Mengapa saya perluh olah raga/turi ke tempat
jauh dan berani terhadap semua risiko?
Saya belum bisa menjawab
pertanyaan di atas ini tetapi sejauh apa yang saya pikirkan dan rencanakan
dalam benak pikiran saya, yakni:
1) Olah raga adalah aktivitas yang menggerakkan
seluruh badan supaya badan kita tetap fit, menghilangkan setresan otak dan
pikiran kita, mengontrol tubuh kita dari serangan penyakit yang menyusup dalam
tubuh kita, serta menghilangkan beban kita terhadap segala macam belenggu.
2) Mengendarai sepeda menjadi prioritas saya
selama hidup di SMA di Nabire maupun Kuliah di Yogyakarta. Maka tidak heran
kalau saya bepergian ke mana-mana menggunakan sepeda kayuh.
3) Saya suka olah raga ke daerah-daerah baru,
daerah yang belum saya ketahui.
4) Hidupku tergantung pada Tuhan. Artinya, dalam
perjalanan tersebut mendapat kecelakan atau kegembiraan, semuanya itu adalah
rencana Tuhan. Maka seluruh hidupku berserah pada Dia Yang Maha Kuasa.

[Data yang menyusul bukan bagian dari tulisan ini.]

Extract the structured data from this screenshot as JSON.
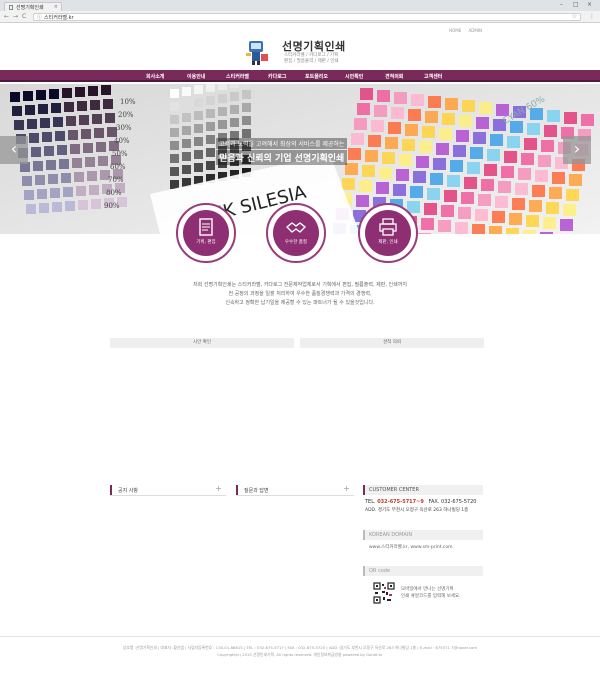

Mengapa saya selalu menggunakan sepeda kayuh
bila hendak bepergian?
Saya tidak tahu apa alasan
mengapa saya selalu menggunakan sepeda kayuh kalau hendak bepergian ke mana
saja entah jaraknya dekat atau jauh! Tetapi sejauh saya memahami beberapa
alasan, yakni:
1) Dengan menggunakan sepeda kayuh, segala
aktivitas saya menjadi lebih ringan di banding jalan kaki atau pinjam motor
orang lain. Seandainya saya punya motor, uangku akan habis sedikit demi sedikit
dalam pembelian bahan bakar, service motor bila rusak, dll., padahal uang yang
saya pergunakan selama SMP, SMA dan Kuliah adalah uang dari para umat bukan
dari orangtua.
2) Setiap hari saya menggunakan sepeda,
alhamdulillah pori-pori kulit pada tubuh saya selalu mengeluarkan zat beracun
melalui keringat. Saya tidak suka main bola (bola apa saja) tetapi olah raga
paforit saya adalah olah raga mengayuh sepeda alias ‘ngepit’ dan olah raga lari
pagi alias ‘jogging’. Akibatnya selama SMA dan Kuliah saya belum pernah sakit
berat kecuali sakit kecil seperti, pilek, sakit perut, dll.